I thought this would be a good follow-up to yesterday's proverb, which was a moral from an Aesop's fable about the "lion's share." Today's fable puts the lion right into the saying itself: if you make an alliance with a lion, you are running a terrible risk. You can decide who the metaphorical lions might be in your life whom you have to watch out for! (I have tangled with some lions in my time, that's for sure!)
Yesterday I posted the Aesop's fable by Phaedrus about how the lion went hunting with a sheep, goat, and a cow, and ended up cheating his "partners" out of their spoils by taking it all for himself - the proverbial lion's share. For those animals, alliance with the lion was a big mistake. Note that the emphasis here is not at all on how bad the lion is. Of course the lion is bad - that's how lions are! The point of the story is that if you are a sheep, you should not make alliances with lions. Sheep can be smarter than that, and they need to use their smarts since they don't have teeth and claws to match the lion. So if you are a sheep, watch out for the lions... or you will regret it.
To show just how dangerous things can get with your partner the lion, I thought I'd share today a different version of the fable about the lion's share, this time about a lion, a fox and a wolf who go hunting together. This is another popular Aesop's fable, found in both the Latin and Greek fable traditions. Here is a wonderful version of that story by Odo of Cheriton:
Leo, Lupus et Vulpes condixerunt sibi ad invicem quod venarentur. Vulpes cepit anserem, Lupus arietem pinguem, Leo bovem macilentum. Debuerunt prandere. Dixit Leo Lupo quod praedam partiretur. Dixit Lupus: Vnusquisque habet quod cepit, Leo suum bovem, ego arietem, Vulpes anserem. Leo iratus erexit palmam, et cum unguibus extraxit totum corium de capite Lupi. Et dixit Leo Vulpi quod divideret. Et ait Vulpes: Domine, vos comedatis de pingui ariete, quantum volueritis, quod teneras habet carnes, et postea de ansere, quantum volueritis, tandem de bove temperate quod duras habet carnes, et quod remanserit detis nobis qui homines vestri sumus. Ait Leo: Certe bene dicis. Quis te docuit ita bene partiri? Et ait Vulpes: Domine, ille rubens capellus socii mei, demonstrato capite excoriato.If you are interested in reading some more Latin or Greek versions of this story, you can do that at the aesopica.net website.
The lion, the wolf, and the fox agreed to go hunting together.
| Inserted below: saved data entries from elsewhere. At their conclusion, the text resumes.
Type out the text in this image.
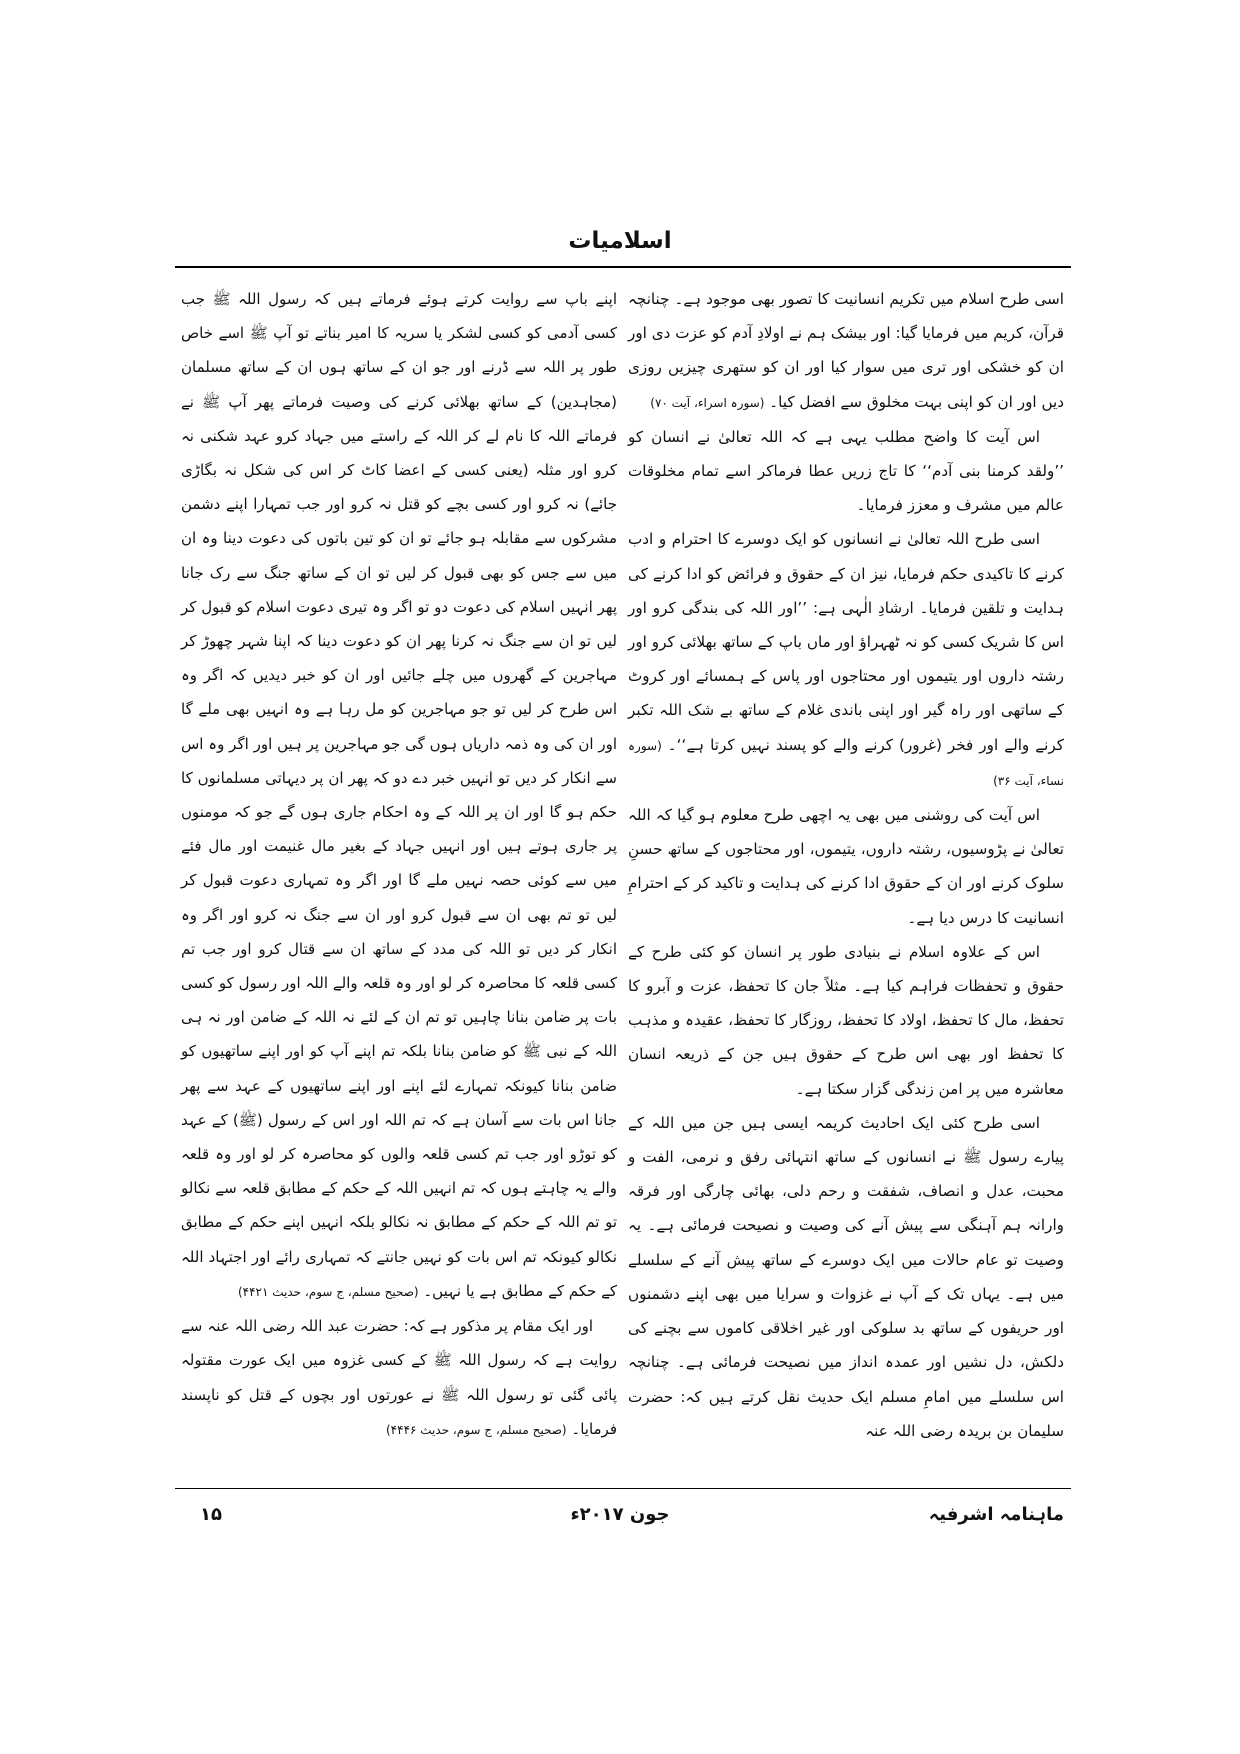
اسلامیات

اسی طرح اسلام میں تکریم انسانیت کا تصور بھی موجود ہے۔ چنانچہ قرآن، کریم میں فرمایا گیا: اور بیشک ہم نے اولادِ آدم کو عزت دی اور ان کو خشکی اور تری میں سوار کیا اور ان کو ستھری چیزیں روزی دیں اور ان کو اپنی بہت مخلوق سے افضل کیا۔ (سورہ اسراء، آیت ۷۰)

اس آیت کا واضح مطلب یہی ہے کہ اللہ تعالیٰ نے انسان کو ’’ولقد کرمنا بنی آدم‘‘ کا تاج زریں عطا فرماکر اسے تمام مخلوقات عالم میں مشرف و معزز فرمایا۔

اسی طرح اللہ تعالیٰ نے انسانوں کو ایک دوسرے کا احترام و ادب کرنے کا تاکیدی حکم فرمایا، نیز ان کے حقوق و فرائض کو ادا کرنے کی ہدایت و تلقین فرمایا۔ ارشادِ الٰہی ہے: ’’اور اللہ کی بندگی کرو اور اس کا شریک کسی کو نہ ٹھہراؤ اور ماں باپ کے ساتھ بھلائی کرو اور رشتہ داروں اور یتیموں اور محتاجوں اور پاس کے ہمسائے اور کروٹ کے ساتھی اور راہ گیر اور اپنی باندی غلام کے ساتھ بے شک اللہ تکبر کرنے والے اور فخر (غرور) کرنے والے کو پسند نہیں کرتا ہے‘‘۔ (سورہ نساء، آیت ۳۶)

اس آیت کی روشنی میں بھی یہ اچھی طرح معلوم ہو گیا کہ اللہ تعالیٰ نے پڑوسیوں، رشتہ داروں، یتیموں، اور محتاجوں کے ساتھ حسنِ سلوک کرنے اور ان کے حقوق ادا کرنے کی ہدایت و تاکید کر کے احترامِ انسانیت کا درس دیا ہے۔

اس کے علاوہ اسلام نے بنیادی طور پر انسان کو کئی طرح کے حقوق و تحفظات فراہم کیا ہے۔ مثلاً جان کا تحفظ، عزت و آبرو کا تحفظ، مال کا تحفظ، اولاد کا تحفظ، روزگار کا تحفظ، عقیدہ و مذہب کا تحفظ اور بھی اس طرح کے حقوق ہیں جن کے ذریعہ انسان معاشرہ میں پر امن زندگی گزار سکتا ہے۔

اسی طرح کئی ایک احادیث کریمہ ایسی ہیں جن میں اللہ کے پیارے رسول ﷺ نے انسانوں کے ساتھ انتہائی رفق و نرمی، الفت و محبت، عدل و انصاف، شفقت و رحم دلی، بھائی چارگی اور فرقہ وارانہ ہم آہنگی سے پیش آنے کی وصیت و نصیحت فرمائی ہے۔ یہ وصیت تو عام حالات میں ایک دوسرے کے ساتھ پیش آنے کے سلسلے میں ہے۔ یہاں تک کے آپ نے غزوات و سرایا میں بھی اپنے دشمنوں اور حریفوں کے ساتھ بد سلوکی اور غیر اخلاقی کاموں سے بچنے کی دلکش، دل نشیں اور عمدہ انداز میں نصیحت فرمائی ہے۔ چنانچہ اس سلسلے میں امامِ مسلم ایک حدیث نقل کرتے ہیں کہ: حضرت سلیمان بن بریدہ رضی اللہ عنہ

اپنے باپ سے روایت کرتے ہوئے فرماتے ہیں کہ رسول اللہ ﷺ جب کسی آدمی کو کسی لشکر یا سریہ کا امیر بناتے تو آپ ﷺ اسے خاص طور پر اللہ سے ڈرنے اور جو ان کے ساتھ ہوں ان کے ساتھ مسلمان (مجاہدین) کے ساتھ بھلائی کرنے کی وصیت فرماتے پھر آپ ﷺ نے فرماتے اللہ کا نام لے کر اللہ کے راستے میں جہاد کرو عہد شکنی نہ کرو اور مثلہ (یعنی کسی کے اعضا کاٹ کر اس کی شکل نہ بگاڑی جائے) نہ کرو اور کسی بچے کو قتل نہ کرو اور جب تمہارا اپنے دشمن مشرکوں سے مقابلہ ہو جائے تو ان کو تین باتوں کی دعوت دینا وہ ان میں سے جس کو بھی قبول کر لیں تو ان کے ساتھ جنگ سے رک جانا پھر انہیں اسلام کی دعوت دو تو اگر وہ تیری دعوت اسلام کو قبول کر لیں تو ان سے جنگ نہ کرنا پھر ان کو دعوت دینا کہ اپنا شہر چھوڑ کر مہاجرین کے گھروں میں چلے جائیں اور ان کو خبر دیدیں کہ اگر وہ اس طرح کر لیں تو جو مہاجرین کو مل رہا ہے وہ انہیں بھی ملے گا اور ان کی وہ ذمہ داریاں ہوں گی جو مہاجرین پر ہیں اور اگر وہ اس سے انکار کر دیں تو انہیں خبر دے دو کہ پھر ان پر دیہاتی مسلمانوں کا حکم ہو گا اور ان پر اللہ کے وہ احکام جاری ہوں گے جو کہ مومنوں پر جاری ہوتے ہیں اور انہیں جہاد کے بغیر مال غنیمت اور مال فئے میں سے کوئی حصہ نہیں ملے گا اور اگر وہ تمہاری دعوت قبول کر لیں تو تم بھی ان سے قبول کرو اور ان سے جنگ نہ کرو اور اگر وہ انکار کر دیں تو اللہ کی مدد کے ساتھ ان سے قتال کرو اور جب تم کسی قلعہ کا محاصرہ کر لو اور وہ قلعہ والے اللہ اور رسول کو کسی بات پر ضامن بنانا چاہیں تو تم ان کے لئے نہ اللہ کے ضامن اور نہ ہی اللہ کے نبی ﷺ کو ضامن بنانا بلکہ تم اپنے آپ کو اور اپنے ساتھیوں کو ضامن بنانا کیونکہ تمہارے لئے اپنے اور اپنے ساتھیوں کے عہد سے پھر جانا اس بات سے آسان ہے کہ تم اللہ اور اس کے رسول (ﷺ) کے عہد کو توڑو اور جب تم کسی قلعہ والوں کو محاصرہ کر لو اور وہ قلعہ والے یہ چاہتے ہوں کہ تم انہیں اللہ کے حکم کے مطابق قلعہ سے نکالو تو تم اللہ کے حکم کے مطابق نہ نکالو بلکہ انہیں اپنے حکم کے مطابق نکالو کیونکہ تم اس بات کو نہیں جانتے کہ تمہاری رائے اور اجتہاد اللہ کے حکم کے مطابق ہے یا نہیں۔ (صحیح مسلم، ج سوم، حدیث ۴۴۲۱)

اور ایک مقام پر مذکور ہے کہ: حضرت عبد اللہ رضی اللہ عنہ سے روایت ہے کہ رسول اللہ ﷺ کے کسی غزوہ میں ایک عورت مقتولہ پائی گئی تو رسول اللہ ﷺ نے عورتوں اور بچوں کے قتل کو ناپسند فرمایا۔ (صحیح مسلم، ج سوم، حدیث ۴۴۴۶)

ماہنامہ اشرفیہ
جون ۲۰۱۷ء
۱۵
The fox caught a goose, the wolf caught a fat ram, and the lion caught a scrawny cow. Then it was time to eat. The lion told the wolf to divide their catch. The wolf said, "Let each one take what he has caught: the lion will take the cow, I'll take the ram, and the fox will take the goose." The lion was enraged and, raising his paw, he used his claws to strip the wolf's head of all its fur and skin. The lion then ordered the fox to divide the spoils. The fox said, "My lord, you should eat as much of the fat ram as you want, since its meat is tender, then you should eat as much of the goose as you want, but you should eat the cow's flesh only in moderation, since it is so tough. Whatever is left over you can give to us, your servants." "Well done," said the lion. "Who taught you how to do such a good job of dividing the spoils?" The fox said, "My lord, I have learned from my associate's red cap: his excoriated skull provides a very vivid lesson."
So, still keeping an eye out for those lions, here is today's proverb read out loud:
314. Leonina societas periculorum plena.